Una mattina come tante altre, i profumi tramandati che con dolcezza si insinuavano nelle narici,facendogli pregustare il rientro a casa, un ragù che sul fuoco bolle e danza in quella pentola intrisa di aromi e ricordi, il colore delle cose attorno, brillante perché irradiato da quel giallo sole così caldo ed accogliente che ogni malumore placa, nel fienile, con sapiente mano, alla ricerca dei quotidiani attrezzi.

L'occhio fruga e la mente vaga osservando le cose di un tempo passato, quanti ricordi che, come fotografie, affiorano alla mente, l'infanzia, i primi amori consumati al lume di una lampada a petrolio e poi lavoro,lavoro,lavoro.

Ora tutto svanisce come un bel sogno, e l'uomo, torna alla sua cruda realtà.

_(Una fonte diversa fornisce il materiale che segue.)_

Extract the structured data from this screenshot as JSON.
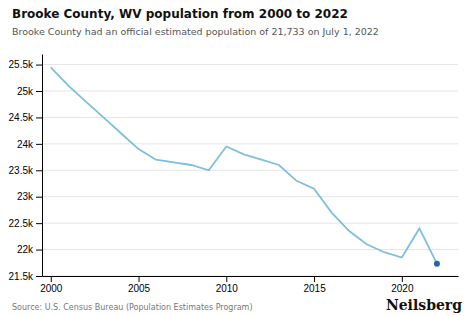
{
  "chart_data": {
    "type": "line",
    "title": "Brooke County, WV population from 2000 to 2022",
    "subtitle": "Brooke County had an official estimated population of 21,733 on July 1, 2022",
    "annotations": [
      "Source: U.S. Census Bureau (Population Estimates Program)",
      "Neilsberg"
    ],
    "x": [
      2000,
      2001,
      2002,
      2003,
      2004,
      2005,
      2006,
      2007,
      2008,
      2009,
      2010,
      2011,
      2012,
      2013,
      2014,
      2015,
      2016,
      2017,
      2018,
      2019,
      2020,
      2021,
      2022
    ],
    "series": [
      {
        "color": "#7fbfdb",
        "values": [
          25447,
          25100,
          24800,
          24500,
          24200,
          23900,
          23700,
          23650,
          23600,
          23500,
          23950,
          23800,
          23700,
          23600,
          23300,
          23150,
          22700,
          22350,
          22100,
          21950,
          21850,
          22400,
          21733
        ]
      },
      {
        "type": "scatter",
        "color": "#2166ac",
        "x": [
          2022
        ],
        "values": [
          21733
        ]
      }
    ],
    "xlim": [
      1999.5,
      2023.2
    ],
    "xticks": [
      2000,
      2005,
      2010,
      2015,
      2020
    ],
    "ylim": [
      21500,
      25700
    ],
    "yticks": [
      {
        "value": 21500,
        "label": "21.5k"
      },
      {
        "value": 22000,
        "label": "22k"
      },
      {
        "value": 22500,
        "label": "22.5k"
      },
      {
        "value": 23000,
        "label": "23k"
      },
      {
        "value": 23500,
        "label": "23.5k"
      },
      {
        "value": 24000,
        "label": "24k"
      },
      {
        "value": 24500,
        "label": "24.5k"
      },
      {
        "value": 25000,
        "label": "25k"
      },
      {
        "value": 25500,
        "label": "25.5k"
      }
    ],
    "grid": "y"
  }
}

L'incedere deciso di un piede che, tante volte, ha seguito gli stessi campi, le stesse difficili strade, strade percorse da suo padre, dai suoi nonni che, come lui, lo stesso duro lavoro avevano affrontato, ma con tanta dignità e fierezza che. quei campi e gli orti rigogliosi di erbe e frutti,al suo passaggio, sembravano rendergli omaggio prostrandosi come fedeli sudditi al proprio re.

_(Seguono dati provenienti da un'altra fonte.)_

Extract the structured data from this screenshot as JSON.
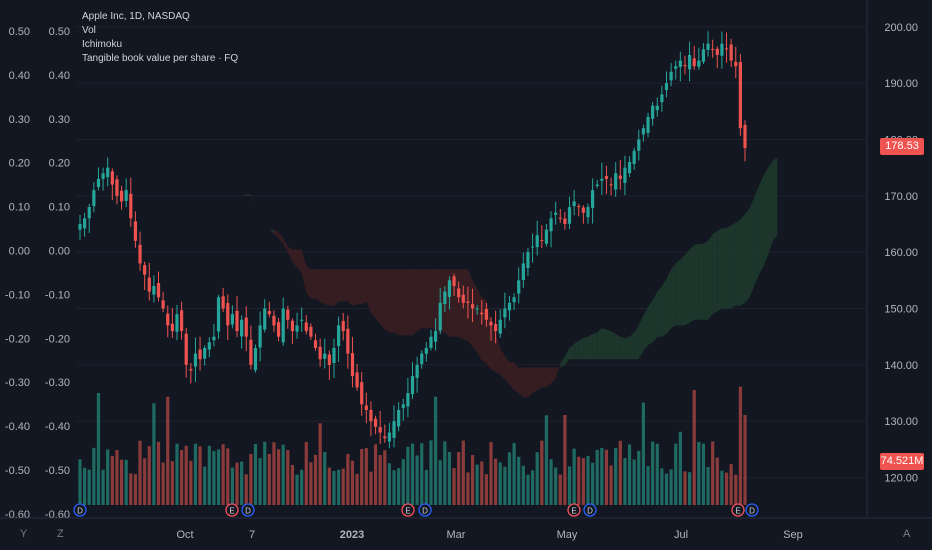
{
  "legend": {
    "symbol": "Apple Inc, 1D, NASDAQ",
    "vol": "Vol",
    "ichimoku": "Ichimoku",
    "indicator": "Tangible book value per share · FQ"
  },
  "badges": {
    "price": "178.53",
    "volume": "74.521M"
  },
  "bottom": {
    "y_label": "Y",
    "z_label": "Z",
    "auto_label": "A"
  },
  "colors": {
    "background": "#131722",
    "up": "#26a69a",
    "down": "#ef5350",
    "cloud_green": "#1e3a2c",
    "cloud_red": "#3b1e22",
    "text": "#d1d4dc",
    "muted": "#787b86"
  },
  "chart_data": {
    "type": "candlestick",
    "symbol": "Apple Inc",
    "interval": "1D",
    "exchange": "NASDAQ",
    "x_ticks": [
      "Oct",
      "7",
      "2023",
      "Mar",
      "May",
      "Jul",
      "Sep"
    ],
    "right_axis": {
      "ticks": [
        "200.00",
        "190.00",
        "180.00",
        "170.00",
        "160.00",
        "150.00",
        "140.00",
        "130.00",
        "120.00"
      ],
      "range": [
        114.6,
        201.2
      ]
    },
    "left_axis_outer": {
      "ticks": [
        "0.50",
        "0.40",
        "0.30",
        "0.20",
        "0.10",
        "0.00",
        "-0.10",
        "-0.20",
        "-0.30",
        "-0.40",
        "-0.50",
        "-0.60"
      ]
    },
    "left_axis_inner": {
      "ticks": [
        "0.50",
        "0.40",
        "0.30",
        "0.20",
        "0.10",
        "0.00",
        "-0.10",
        "-0.20",
        "-0.30",
        "-0.40",
        "-0.50",
        "-0.60"
      ]
    },
    "last_price": 178.53,
    "last_volume": "74.521M",
    "price_series": [
      165,
      166,
      168,
      171,
      173,
      174,
      175,
      172,
      170,
      169,
      171,
      166,
      162,
      158,
      156,
      153,
      154,
      152,
      150,
      147,
      146,
      149,
      146,
      140,
      139,
      142,
      141,
      143,
      144,
      145,
      152,
      150,
      147,
      149,
      146,
      148,
      145,
      140,
      143,
      147,
      150,
      149,
      147,
      145,
      150,
      148,
      146,
      147,
      148,
      146,
      145,
      143,
      141,
      142,
      140,
      143,
      147,
      146,
      142,
      138,
      136,
      133,
      132,
      130,
      129,
      128,
      127,
      128,
      130,
      132,
      133,
      135,
      138,
      140,
      142,
      143,
      145,
      146,
      151,
      153,
      155,
      154,
      152,
      151,
      151,
      150,
      150,
      149,
      148,
      147,
      146,
      148,
      150,
      151,
      152,
      155,
      158,
      160,
      161,
      163,
      162,
      164,
      166,
      167,
      166,
      165,
      168,
      169,
      168,
      167,
      168,
      171,
      172,
      173,
      173,
      172,
      174,
      173,
      175,
      176,
      178,
      180,
      182,
      184,
      186,
      186,
      188,
      190,
      192,
      193,
      194,
      193,
      195,
      193,
      194,
      196,
      197,
      196,
      195,
      197,
      196,
      194,
      193,
      182,
      178.5
    ],
    "volume_note": "daily volume bars at bottom, scaled; last 74.521M",
    "event_markers": [
      "D",
      "E",
      "D",
      "E",
      "D",
      "E",
      "D",
      "E",
      "D"
    ]
  }
}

Contadino, quanta fatica spesa per un tozzo di pane e quattro stracci malandati, dall'alba al tramonto mai risparmiarsi fatica né mai un lamento su quell'aratro avido del tuo sudore, mai sazio della fatica.

su e giù per i campi,vitigni e solchi, semina e raccolto, un unico pensiero: questa è la vita?

Tutto è silenzio attorno, il rumore più grande i suoi pensieri, il cuore che batte, il nervoso contrarsi dei muscoli tesi allo sforzo, poi, come una divina illuminazione, un lampo attraversa il cervello e di colpo la natura si mostra nel suo splendore.

L'uomo si ferma a considerare la sua vita e le cose che lo circondano, la bellezza di quei colori che ora non sono più solo verde o rosso o marrone,finalmente ne riconosce le tonalità, l'intensità, ma sopratutto il valore e comprende che la vita è colore e di quei colori tutti lui, fa parte.

Non più grigio o nero ma un arcobaleno, ed ora, cosa succede, distingue i suoni e la melodia dolce degli uccellini che cinguettano come guidati da un compositore celeste.

La schiena ricurva per tanti anni non gli aveva permesso di vedere oltre l'orizzonte del suo aratro, compagno e padrone di fatiche, da oggi i suoi occhi hanno finalmente visto la luce e di questa luce brama saperne l'artefice: chi il pittore, chi il compositore, l'architetto geniale della mia esistenza?

Nessuna risposta sovviene alla mente del contadino, ma la consapevolezza che da oggi non è più solo perché parte della terra, del cielo, dell'aria, dell'acqua, si sente vivo e il suo lavoro acquista valore adesso che sa di essere direttamente un'estensione di colui che ha creato questa meravigliosa magia.